With privacy debate settled once and for all, 2018 likely to be Aadhaar’s breakout year

Updated: Dec 29, 2022

Over the last few years, Aadhaar usage has gone up significantly.

2017 was a banner year, with the Unique Identification Authority of India (UIDAI) servicing 10 billion authentication requests, and 3.5 billion electronic-Know Your Customer (eKYC) requests.

September was the peak, where the UIDAI serviced an average of 48 million transactions a day. This is about 14,000 times the usage in September 2012. The number of systems that depend on Aadhaar as an identity provider have grown.

2017 was a challenging year with many incidents and claims relating to biometrics, privacy, and exclusion. The government has had to learn to walk the line between transparency and privacy, and now deal with the attentions of international hackers, all in the middle of a very noisy debate.

The growth and accompanying challenges are a reflection of the increased digitisation, and formalisation, of the economy. Being at the leading edge of change, Aadhaar has become the lightning rod for discussions around privacy and governance. Out of these tough times, much good has come forth. The Justice Srikrishna Committee is looking at how users and their data must be protected through a new law. The Supreme Court has read a right to privacy in the Constitution. The UIDAI has emerged as a responsive, nimble organisation and a problem-solver. Looking at the recent changes in authentication, registered devices, virtual identity number, tokenisation, limited eKYC and face-matching, it appears that the UIDAI is set to tackle the issues, and to deliver on the promises of inclusion and security. Registered devices ensure that biometrics are captured live from sensors, digitally signed, encrypted and sent to the UIDAI without the possibility of interception, tampering or the injection of stored biometrics. This change was rolled out in 2017 and is now nearly complete. Users should be confident that no agency can intercept their biometrics, and use them for a different transaction.

The virtual identification number and tokenisation will ensure that most user agencies will not be able to store Aadhaar number. They will not be able to use it for unauthorised linkage of databases. Limited eKYC adds more support to this by reducing the spread of sensitive information, improving on privacy protections.

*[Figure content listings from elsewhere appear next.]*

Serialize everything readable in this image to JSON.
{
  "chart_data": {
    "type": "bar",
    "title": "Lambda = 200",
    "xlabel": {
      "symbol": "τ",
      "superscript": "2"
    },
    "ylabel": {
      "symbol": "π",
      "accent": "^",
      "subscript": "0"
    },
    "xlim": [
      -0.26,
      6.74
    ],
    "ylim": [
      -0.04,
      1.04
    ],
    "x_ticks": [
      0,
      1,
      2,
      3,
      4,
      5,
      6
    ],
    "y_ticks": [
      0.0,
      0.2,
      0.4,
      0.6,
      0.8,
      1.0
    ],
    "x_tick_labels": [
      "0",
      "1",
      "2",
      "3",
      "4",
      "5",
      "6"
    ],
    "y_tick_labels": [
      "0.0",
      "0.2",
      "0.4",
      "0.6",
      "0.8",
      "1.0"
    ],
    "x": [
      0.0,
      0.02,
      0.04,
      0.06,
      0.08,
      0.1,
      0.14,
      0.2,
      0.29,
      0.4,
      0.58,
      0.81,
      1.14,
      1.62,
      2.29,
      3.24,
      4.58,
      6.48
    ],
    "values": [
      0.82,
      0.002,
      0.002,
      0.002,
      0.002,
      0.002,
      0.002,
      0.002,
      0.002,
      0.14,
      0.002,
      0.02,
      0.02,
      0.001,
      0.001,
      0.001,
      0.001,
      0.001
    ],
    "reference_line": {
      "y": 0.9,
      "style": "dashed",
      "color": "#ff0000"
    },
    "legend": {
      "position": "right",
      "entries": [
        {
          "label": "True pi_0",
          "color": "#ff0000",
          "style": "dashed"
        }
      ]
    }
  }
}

Face-matching will improve on inclusion. It will allow users who were previously unable to authenticate with fingerprints see higher success rates. It will also improve security for applications that currently use only a one-time password. Self-service applications will also use this feature. Other than authentication, the UIDAI has also made changes to the enrolment and update ecosystem. It has moved all enrolment and update activity to government premises and banks. Local governments have been asked to ensure at least three centres in each block/taluka. As a result, there will be capacity for updates and enrolments under greater supervision. So, in 2018, Aadhaar usage will cross 30 billion authentication transactions. The UIDAI will support the ecosystem to upgrade. It will continue to be responsive to user needs and make changes. These will include updating process through technology and the rollout of update centres. There will be a focus on auditing applications and grievance redressal. As a result, users should feel safer that the UIDAI is monitoring the ecosystem and on a journey of continuous improvement. Beyond Aadhaar, our lives are going to be more digital. Much remains to be done to protect our privacy. This is the year we will see the law come up for that.